Murphy, another first-time candidate, is competing in a district that the Florida Supreme Court recently redrew so that it’s younger and more Democratic than it was in past elections. Odds makers still give Mica the advantage.

She has an inspiring family story: Her parents fled the Communists in Vietnam by boat when she was just 6 months old. After the terrorist attacks of Sept. 11, she abandoned a lucrative consulting career in the private sector to work for the Department of Defense. She now teaches at Rollins College in Winter Park, which abuts Orlando. She has two young children. And she presents herself — eloquently — as an alternative to Congress’s entrenched ways.

When Trump visited Orlando last month to speak to a conference of leaders who adamantly oppose L.G.B.T. rights, she blasted her opponent, Mica, for having endorsed him and presented a litany of Mica’s anti-gay positions and remarks across the years.

Two weeks later, she was the first candidate to be endorsed by a new political action committee called the Pride Fund to End Gun Violence, which will raise money for politicians supportive of both L.G.B.T. rights and gun control.

Jason Lindsay, the founder and executive director of the Pride Fund, told me that in several visits to Orlando, he has been struck by “the sheer determination” of gays and lesbians there. “The Pulse attack was incredibly personal,” he said.

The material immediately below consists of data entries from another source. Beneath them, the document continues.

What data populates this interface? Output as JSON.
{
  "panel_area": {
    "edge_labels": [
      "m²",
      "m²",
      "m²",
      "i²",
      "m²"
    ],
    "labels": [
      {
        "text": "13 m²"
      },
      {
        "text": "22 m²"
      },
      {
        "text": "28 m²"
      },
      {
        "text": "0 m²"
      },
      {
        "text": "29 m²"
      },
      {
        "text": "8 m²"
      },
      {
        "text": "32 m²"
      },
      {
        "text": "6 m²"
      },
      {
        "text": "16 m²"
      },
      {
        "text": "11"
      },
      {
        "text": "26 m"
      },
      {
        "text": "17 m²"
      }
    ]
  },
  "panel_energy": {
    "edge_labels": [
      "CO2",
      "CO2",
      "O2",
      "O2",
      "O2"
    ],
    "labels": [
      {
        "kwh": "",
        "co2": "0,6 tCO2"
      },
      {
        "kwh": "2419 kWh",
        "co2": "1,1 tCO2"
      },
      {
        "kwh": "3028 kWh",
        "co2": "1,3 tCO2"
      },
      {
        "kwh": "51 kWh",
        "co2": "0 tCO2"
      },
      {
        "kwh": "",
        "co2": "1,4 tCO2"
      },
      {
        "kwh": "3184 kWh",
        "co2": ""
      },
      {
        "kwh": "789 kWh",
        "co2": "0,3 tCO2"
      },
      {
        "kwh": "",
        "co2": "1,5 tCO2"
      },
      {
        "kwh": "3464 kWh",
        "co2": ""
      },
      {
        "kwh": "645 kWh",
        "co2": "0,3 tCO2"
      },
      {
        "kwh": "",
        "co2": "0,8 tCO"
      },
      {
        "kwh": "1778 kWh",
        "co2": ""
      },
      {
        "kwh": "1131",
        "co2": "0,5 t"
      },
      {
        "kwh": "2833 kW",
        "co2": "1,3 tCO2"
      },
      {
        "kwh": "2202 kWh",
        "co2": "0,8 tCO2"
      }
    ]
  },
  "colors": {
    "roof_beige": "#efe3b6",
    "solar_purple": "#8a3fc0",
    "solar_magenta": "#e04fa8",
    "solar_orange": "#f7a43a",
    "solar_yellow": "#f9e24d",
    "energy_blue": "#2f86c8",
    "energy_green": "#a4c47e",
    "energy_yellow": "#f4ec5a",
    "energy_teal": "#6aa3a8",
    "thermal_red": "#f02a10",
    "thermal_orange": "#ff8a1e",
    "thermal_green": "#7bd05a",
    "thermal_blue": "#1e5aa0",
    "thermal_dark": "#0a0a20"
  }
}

Murphy cited Pulse to me when she noted that Mica had opposed the inclusion of any reference to sexual orientation in federal hate-crimes legislation. “How can you have that position given what has happened?” she said.

“His positions,” she said, “have been extreme and exclusionary.”

At Pulse, I was struck by something that hadn’t been clear to me in news coverage right after the shooting. This gay nightclub shared its stretch of a prominent thoroughfare with a Dunkin’ Donuts, a Radio Shack and, directly across the street, a Wendy’s, with its logo of a pigtailed, red-haired, freckled girl.

It wasn’t off in the shadows but right in the mix — which is where L.G.B.T. people are today, and where L.G.B.T. rights are in the 2016 election.